La Supercopa de España ha abierto un debate inesperado en el Barça y el foco apunta directamente a Hansi Flick. El técnico alemán sabe que tiene una decisión delicada por delante y que no será una elección cualquiera. El gran rendimiento de Roony Bardghji ha provocado que dentro del club aumente la presión para que Lamine Yamal no parta como extremo derecho titular en la final.

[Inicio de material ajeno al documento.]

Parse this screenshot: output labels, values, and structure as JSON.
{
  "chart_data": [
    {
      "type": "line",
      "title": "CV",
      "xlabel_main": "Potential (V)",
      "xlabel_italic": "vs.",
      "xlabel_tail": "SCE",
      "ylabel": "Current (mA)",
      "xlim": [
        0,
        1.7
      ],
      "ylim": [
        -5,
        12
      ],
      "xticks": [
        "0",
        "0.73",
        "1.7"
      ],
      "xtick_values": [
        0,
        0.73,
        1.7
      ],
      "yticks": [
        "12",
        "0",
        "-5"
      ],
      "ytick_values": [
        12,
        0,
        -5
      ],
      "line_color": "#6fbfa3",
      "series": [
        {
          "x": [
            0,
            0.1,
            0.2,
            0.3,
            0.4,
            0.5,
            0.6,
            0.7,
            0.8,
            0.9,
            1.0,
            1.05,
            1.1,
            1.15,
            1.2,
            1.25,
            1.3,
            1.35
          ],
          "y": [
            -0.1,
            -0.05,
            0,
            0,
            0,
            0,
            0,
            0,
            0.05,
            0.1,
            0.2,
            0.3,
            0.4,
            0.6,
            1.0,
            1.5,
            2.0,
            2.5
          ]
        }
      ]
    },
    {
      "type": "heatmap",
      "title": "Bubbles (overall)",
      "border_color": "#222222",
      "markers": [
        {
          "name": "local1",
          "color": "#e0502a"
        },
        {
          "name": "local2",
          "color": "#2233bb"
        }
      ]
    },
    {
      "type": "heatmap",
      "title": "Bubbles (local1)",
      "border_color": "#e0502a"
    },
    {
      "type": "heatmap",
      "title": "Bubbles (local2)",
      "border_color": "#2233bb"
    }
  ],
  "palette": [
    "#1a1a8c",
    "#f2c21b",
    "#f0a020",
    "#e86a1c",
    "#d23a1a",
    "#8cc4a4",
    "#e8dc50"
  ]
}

El Barça ha encontrado en Bardghji un futbolista capaz de cambiar partidos desde la banda derecha. Su actuación ha sido tan convincente que ya no se le ve como un simple recurso, sino como una alternativa real para el once inicial en un partido grande. Y eso obliga a Flick a replantear la ubicación de su mayor joya ofensiva.
Bardghji pide paso con argumentos de peso
Roony Bardghji ha dejado claro que está preparado para asumir responsabilidades mayores. Aporta desequilibrio, se asocia bien y es muy vertical. Su capacidad para encarar sin miedo y generar peligro ha sorprendido incluso dentro del cuerpo técnico. En el club consideran que se merece jugar en un gran escenario como la final de Supercopa.

Flick es consciente de que premiar el rendimiento es clave para mantener la competitividad. El sueco llega lanzado, con confianza y con la sensación de que puede marcar diferencias a pesar de que la presión sea dura. No darle continuidad tras su gran actuación también podría enviar un mensaje equivocado al vestuario.
Lamine Yamal, del extremo a la mediapunta
La solución que gana fuerza pasa por mover a Lamine Yamal a la mediapunta. Una posición donde muchos dentro del Barça creen que puede ser aún más determinante. Desde ahí, Lamine tendría más contacto con el balón, dándole más opciones para cambiar el signo del partido. Además, su talento para jugar entre líneas y filtrar el último pase hace que esa posición le vaya muy bien.. Flick valora seriamente esta opción, convencido de que Lamine puede liderar el ataque desde dentro, mientras Bardghji castiga por fuera.
Flick sabe que cualquier decisión será analizada, pero también que apostar por el momento de forma es una de sus señas de identidad. La Supercopa se presenta como el escenario perfecto para un ajuste táctico que puede marcar tendencia. Así pues, el Barça se prepara para una posible sorpresa en el once. Bardghji pide sitio, Lamine puede reinventarse y Flick tiene en sus manos una decisión que puede definir el presente inmediato del proyecto.